Теперь рассказы о найденных самородках стоимостью в тысячи долларов или о том, как с помощью кастрюли удалось намыть золотой песок на пять тысяч долларов, больше не вызывают энтузиазма. Все знают, как тяжело отделять золото от камней и песка. Вначале основными инструментами старателей были лопата и кастрюля. Сейчас применяется специальный лоток для промывки золота или приспособление, называемое «Длинный Том».

Лоток очень похож на детскую люльку. Это продолговатый деревянный ящик длиной в три фута, установленный на деревянную качалку. Ко дну ящика поперек него с определенным интервалом прибиты порожки. Конец ящика может в зависимости от наклона открываться и закрываться с помощью брезентового фартука, натянутого на раму. На конце лотка сбоку приделана ручка. Старатель набирает в бункер гравий и льет сверху воду, затем начинает покачивать лоток. Вода отклоняет фартук и вытекает из лотка вместе с легкой породой, оставляя золотой песок на порожках, если, конечно, он есть в гравии. Чаще всего золото отсутствует.

«Длинный Том» состоит из двух частей: наклонного двенадцатифутового желоба, который заканчивается перфорированным железным листом, называемым решетом, и ящика с прибитыми поперек порожками, на который опирается нижний конец желоба. Лопатой нагружают золотоносный гравий в желоб и льют воду, пропуская породу через сито в ящик, где частицы золота задерживаются деревянными порожками…
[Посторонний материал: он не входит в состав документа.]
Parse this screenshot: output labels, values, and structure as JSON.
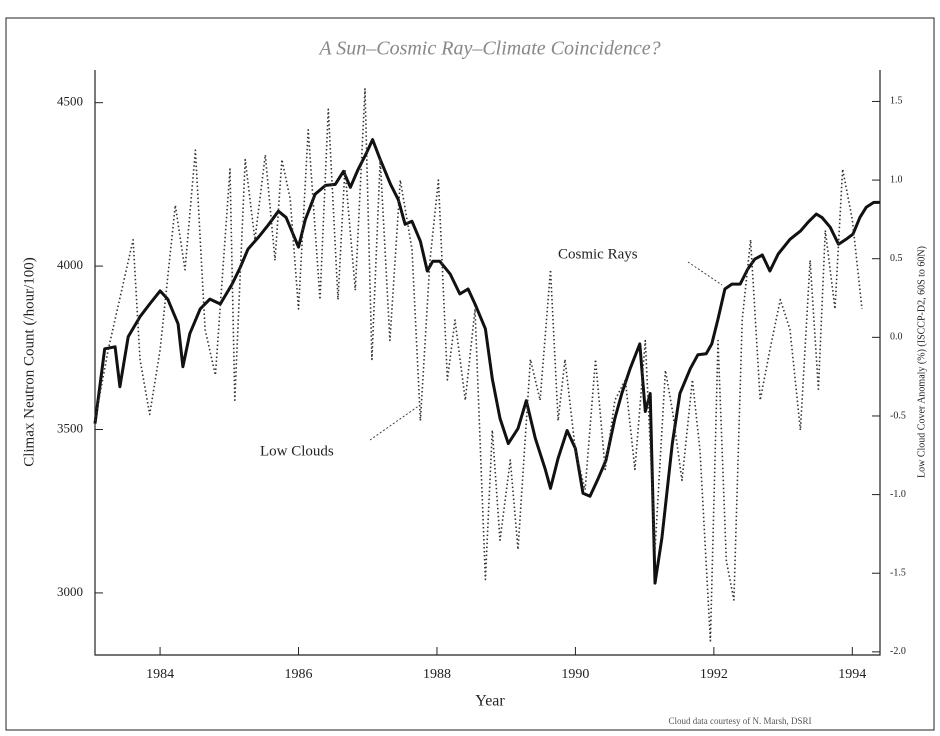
{
  "chart_data": {
    "type": "line",
    "title": "A Sun–Cosmic Ray–Climate Coincidence?",
    "xlabel": "Year",
    "ylabel": "Climax Neutron Count (/hour/100)",
    "y2label": "Low Cloud Cover Anomaly (%) (ISCCP-D2, 60S to 60N)",
    "annotations": [
      "Cosmic Rays",
      "Low Clouds"
    ],
    "footer": "Cloud data courtesy of N. Marsh, DSRI",
    "xlim": [
      1983.06,
      1994.4
    ],
    "xticks": [
      1984,
      1986,
      1988,
      1990,
      1992,
      1994
    ],
    "ylim": [
      2810,
      4600
    ],
    "yticks": [
      3000,
      3500,
      4000,
      4500
    ],
    "y2lim": [
      -2.02,
      1.7
    ],
    "y2ticks": [
      {
        "value": -2,
        "label": "-2.0"
      },
      -1.5,
      {
        "value": -1,
        "label": "-1.0"
      },
      -0.5,
      {
        "value": 0,
        "label": "0.0"
      },
      0.5,
      {
        "value": 1,
        "label": "1.0"
      },
      1.5
    ],
    "series": [
      {
        "name": "Cosmic Rays",
        "color": "#111",
        "style": "solid",
        "x": [
          1983.06,
          1983.2,
          1983.35,
          1983.42,
          1983.54,
          1983.71,
          1983.85,
          1984.0,
          1984.11,
          1984.26,
          1984.33,
          1984.43,
          1984.58,
          1984.72,
          1984.87,
          1985.04,
          1985.16,
          1985.27,
          1985.42,
          1985.56,
          1985.71,
          1985.82,
          1986.0,
          1986.1,
          1986.24,
          1986.39,
          1986.53,
          1986.65,
          1986.75,
          1986.86,
          1986.97,
          1987.07,
          1987.18,
          1987.33,
          1987.44,
          1987.54,
          1987.64,
          1987.76,
          1987.86,
          1987.94,
          1988.04,
          1988.19,
          1988.33,
          1988.45,
          1988.55,
          1988.7,
          1988.8,
          1988.91,
          1989.03,
          1989.17,
          1989.29,
          1989.42,
          1989.56,
          1989.64,
          1989.75,
          1989.88,
          1990.0,
          1990.11,
          1990.21,
          1990.33,
          1990.44,
          1990.57,
          1990.67,
          1990.79,
          1990.93,
          1991.01,
          1991.08,
          1991.15,
          1991.25,
          1991.4,
          1991.51,
          1991.66,
          1991.77,
          1991.89,
          1991.97,
          1992.06,
          1992.16,
          1992.26,
          1992.38,
          1992.49,
          1992.59,
          1992.7,
          1992.81,
          1992.93,
          1993.1,
          1993.25,
          1993.36,
          1993.48,
          1993.56,
          1993.68,
          1993.8,
          1993.91,
          1994.01,
          1994.11,
          1994.2,
          1994.31,
          1994.4
        ],
        "values": [
          3518,
          3747,
          3753,
          3631,
          3784,
          3845,
          3884,
          3924,
          3899,
          3823,
          3692,
          3793,
          3869,
          3899,
          3884,
          3945,
          3997,
          4052,
          4088,
          4125,
          4168,
          4149,
          4058,
          4143,
          4220,
          4247,
          4250,
          4290,
          4241,
          4296,
          4341,
          4387,
          4326,
          4250,
          4204,
          4128,
          4137,
          4076,
          3985,
          4015,
          4015,
          3976,
          3915,
          3930,
          3884,
          3808,
          3655,
          3534,
          3457,
          3503,
          3588,
          3473,
          3381,
          3320,
          3412,
          3497,
          3442,
          3305,
          3296,
          3351,
          3405,
          3534,
          3610,
          3686,
          3762,
          3555,
          3610,
          3030,
          3168,
          3457,
          3610,
          3686,
          3729,
          3732,
          3762,
          3838,
          3930,
          3945,
          3945,
          3991,
          4021,
          4034,
          3985,
          4037,
          4082,
          4107,
          4134,
          4159,
          4149,
          4119,
          4067,
          4082,
          4098,
          4149,
          4180,
          4195,
          4195
        ]
      },
      {
        "name": "Low Clouds",
        "color": "#333",
        "style": "dotted",
        "axis": "y2",
        "x": [
          1983.06,
          1983.25,
          1983.61,
          1983.71,
          1983.85,
          1984.0,
          1984.22,
          1984.36,
          1984.51,
          1984.65,
          1984.8,
          1985.01,
          1985.08,
          1985.23,
          1985.37,
          1985.52,
          1985.66,
          1985.76,
          1985.88,
          1986.0,
          1986.14,
          1986.31,
          1986.43,
          1986.57,
          1986.67,
          1986.82,
          1986.96,
          1987.06,
          1987.18,
          1987.32,
          1987.47,
          1987.64,
          1987.76,
          1987.9,
          1988.02,
          1988.15,
          1988.26,
          1988.41,
          1988.55,
          1988.7,
          1988.8,
          1988.91,
          1989.06,
          1989.17,
          1989.35,
          1989.49,
          1989.64,
          1989.75,
          1989.85,
          1990.0,
          1990.14,
          1990.29,
          1990.43,
          1990.57,
          1990.72,
          1990.86,
          1991.01,
          1991.15,
          1991.3,
          1991.4,
          1991.54,
          1991.69,
          1991.8,
          1991.95,
          1992.06,
          1992.18,
          1992.29,
          1992.41,
          1992.53,
          1992.67,
          1992.81,
          1992.96,
          1993.1,
          1993.25,
          1993.39,
          1993.51,
          1993.61,
          1993.75,
          1993.86,
          1994.0,
          1994.14
        ],
        "values": [
          -0.53,
          -0.08,
          0.62,
          -0.14,
          -0.49,
          -0.08,
          0.84,
          0.43,
          1.19,
          0.05,
          -0.24,
          1.07,
          -0.4,
          1.13,
          0.62,
          1.16,
          0.49,
          1.13,
          0.88,
          0.18,
          1.32,
          0.24,
          1.45,
          0.24,
          1.07,
          0.3,
          1.58,
          -0.14,
          1.13,
          -0.02,
          1.0,
          0.56,
          -0.53,
          0.49,
          1.0,
          -0.27,
          0.11,
          -0.4,
          0.18,
          -1.54,
          -0.59,
          -1.29,
          -0.78,
          -1.35,
          -0.14,
          -0.4,
          0.43,
          -0.53,
          -0.14,
          -0.72,
          -0.97,
          -0.14,
          -0.84,
          -0.4,
          -0.27,
          -0.84,
          -0.02,
          -1.35,
          -0.21,
          -0.46,
          -0.91,
          -0.27,
          -0.72,
          -1.93,
          -0.02,
          -1.42,
          -1.67,
          0.11,
          0.62,
          -0.4,
          -0.08,
          0.24,
          0.05,
          -0.59,
          0.49,
          -0.33,
          0.68,
          0.18,
          1.07,
          0.75,
          0.18
        ]
      }
    ]
  }
}
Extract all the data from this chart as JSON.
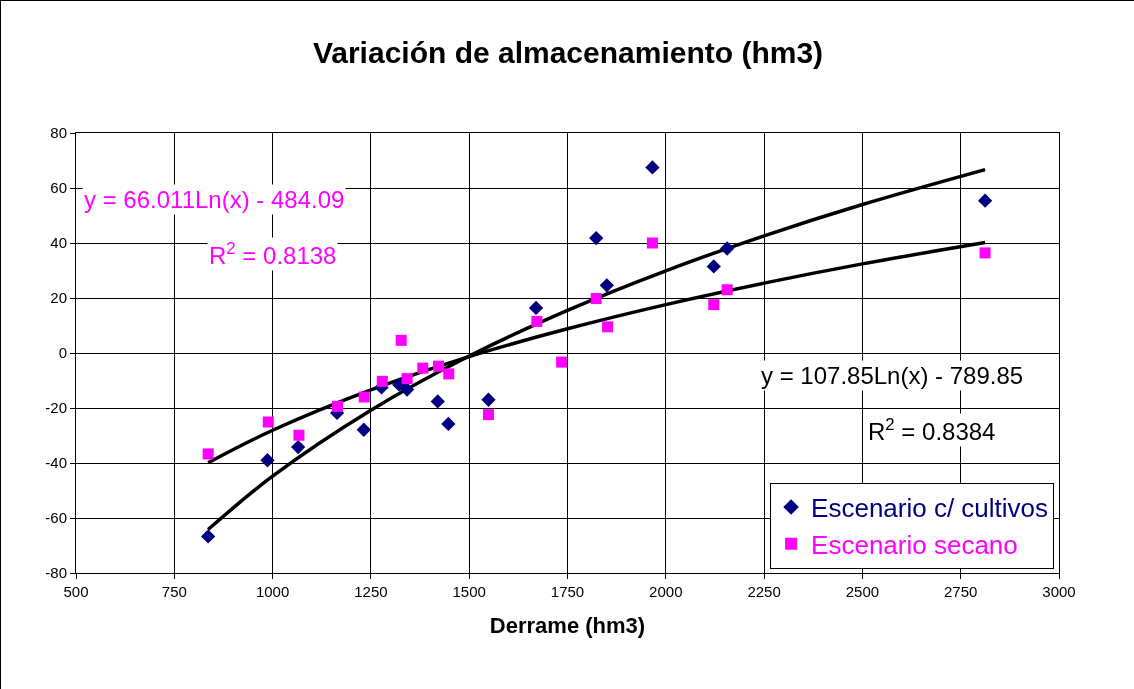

Незаметно стемнело, и Тэзди перестал писать. В Хэнгтауне зажглись огни. Слышались громкие крики и смех.

Оуэн съел холодный ужин – галету и вяленое мясо, умылся холодной весенней водой и развернул одеяла.

Он долго лежал на спине, заложив руки за голову и глядя в ночное небо, усеянное яркими звездами.

Оуэн снова почувствовал прежнее нетерпение. Это означало, что его интерес к золотым приискам ослабел. Он знал по прошлому опыту: если ему становилось скучно, то и читательский интерес к его статьям пропадал. Оуэн уже написал двенадцать статей, рассказав все о «золотой лихорадке». Он был уверен, что лагеря золотоискателей просуществуют еще долго, но первый ажиотаж прошел, и ничего нового о них уже не напишешь.

Кроме того, если честно признаться самому себе, он соскучился по Филадельфии, чего раньше никогда не испытывал. Может быть, это из-за Джемайны? Скорее всего да. Ему очень хотелось увидеть ее. Она не ответила ни на одно его письмо, и он заподозрил, что она и в самом деле не скучает без него.

Оуэн уснул с мыслью о Джемайне и был разбужен чьим-то грубым голосом, зовущим его по имени:

– Мистер Тэзди, проснитесь. Оуэн сонно потряс головой и сел.

– Что?.. – Он узнал Тайлера Говарда. – В чем дело, лейтенант? Что случилось?

Лейтенант Говард присел на корточки рядом с ним.

– Речь идет о вашем друге Джоне Райли. Он попал в беду и зовет вас.

– О Боже! – Оуэн потер руками лицо. – Что с ним? Его опять избили?